A public school in Michigan is having a hard time getting rid of a teacher after she had an obscenity-laced meltdown in front of her students and then walked out on them. The teacher declared that she was quitting before she abruptly left the classroom, leaving her injectable diabetes medication on top of her desk, according to documents obtained by Michigan Capitol Confidential.
The school accepted the teacher’s verbal notice as a resignation, but she later had a change of heart and claimed she did not formally quit. Since last April, the tenured teacher and the school have been engaged in a legal battle over her employment status.
Anne Purdun, a second-grade teacher at Emerson Elementary, yelled profanities in her classroom while students were present on April 20, 2016, according to charges filed by the school for a tenure proceeding, obtained through an open records law request. The charges include three counts of misconduct/insubordination, one count of misconduct/unprofessional conduct, and one count of abandonment.
During the April incident, Purdun was taking her class into a music classroom and became frustrated. The school district reported that Purdun said, “I will quit this freaking job! I am done. I am done with it!” and repeated her intent to quit in front of students and co-workers.
After dropping the class off at the music room, Purdun returned to her classroom yelling profanities in front of a student and a school social worker. The two were discussing a previous issue that may have instigated her outburst. Purdun then gathered some personal belongings from her desk said, “I have 25 years in, [vulgarity] this place, I quit; I’m done!” On her way out the building, Purdun told another employee that this individual would likely take over her class since she “just quit.”
According to the district’s charges, she then left in her car. “She did not contact the administration before she left the building or ensure that an adult would retrieve her students from music class. She did not request a substitute teacher or indicate how long she would be gone for.” Purdun was gone for the rest of the school day and did not answer her phone when administrators called.
Patricia Batista, then-superintendent of the district, sent a letter to her home accepting her resignation later that day.
Purdun’s meltdown in April of 2016 wasn’t the first time she had behaved inappropriately at school. The documents show that she’s had a history of misconduct.
“Mrs. Purdun has a history of yelling and making demeaning statements directed at individual students that is both embarrassing for the student and unprofessional,” the charges said. “Mrs. Purdun refused to recognize that her behavior was unacceptable and unprofessional and her misconduct continued to the day she resigned.”
“On several occasions throughout the 2015-16 school year, Mrs. Purdun has yelled at individual students out of frustration and impatience,” according to the charges, which also said that she told her class to shut up and used harsh disciplinary methods.
This should be a cut and dried case, even considering Purdun’s tenured status as Michigan changed its teacher tenure laws in 2011.
One key difference was changing the legal standard of dismissing a tenured teacher from requiring “reasonable and just cause” to simply “not arbitrary or capricious.” In practical terms this has meant school districts have been able to remove more tenured teachers out of the classroom since the process is faster and an administrative law judge is less likely to overrule the district’s decision.
Michigan Capitol Confidential is doing an investigation of every tenure case in Michigan, and the results show significantly more tenured teachers losing their jobs, fewer cases before the state tenure commission, and less costs in legal fees and buyouts. A previous investigation before the state changed tenure laws showed that even teachers violating state laws, much less having problems at their jobs as educators, were very difficult to remove.
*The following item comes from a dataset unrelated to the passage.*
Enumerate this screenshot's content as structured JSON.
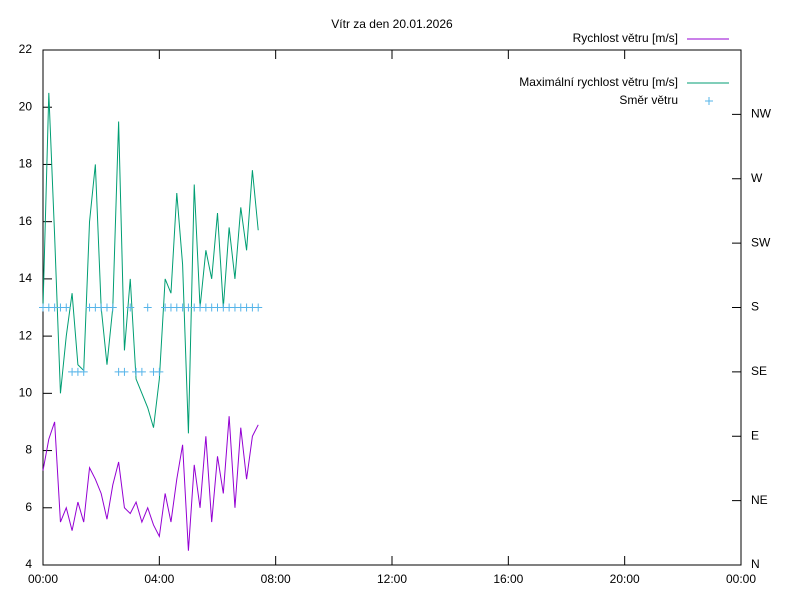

Documents dated June 30, 2016, show that Batista recommended the Ionia Public School Board of Education proceed with tenure charges. The case is currently being reviewed by an administrative law judge who will decide if Purdun actually resigned. If the judge rules that she did not formally resign, the tenure charges and school board will determine her future employment.
Ben DeGrow, director of education policy for the Mackinac Center for Public Policy, said: “This case could further vindicate past improvements of Michigan’s teacher tenure law,” he said. “A key part of the 2011 reform made it cheaper and easier for districts to part ways with veteran teachers who badly misbehave.”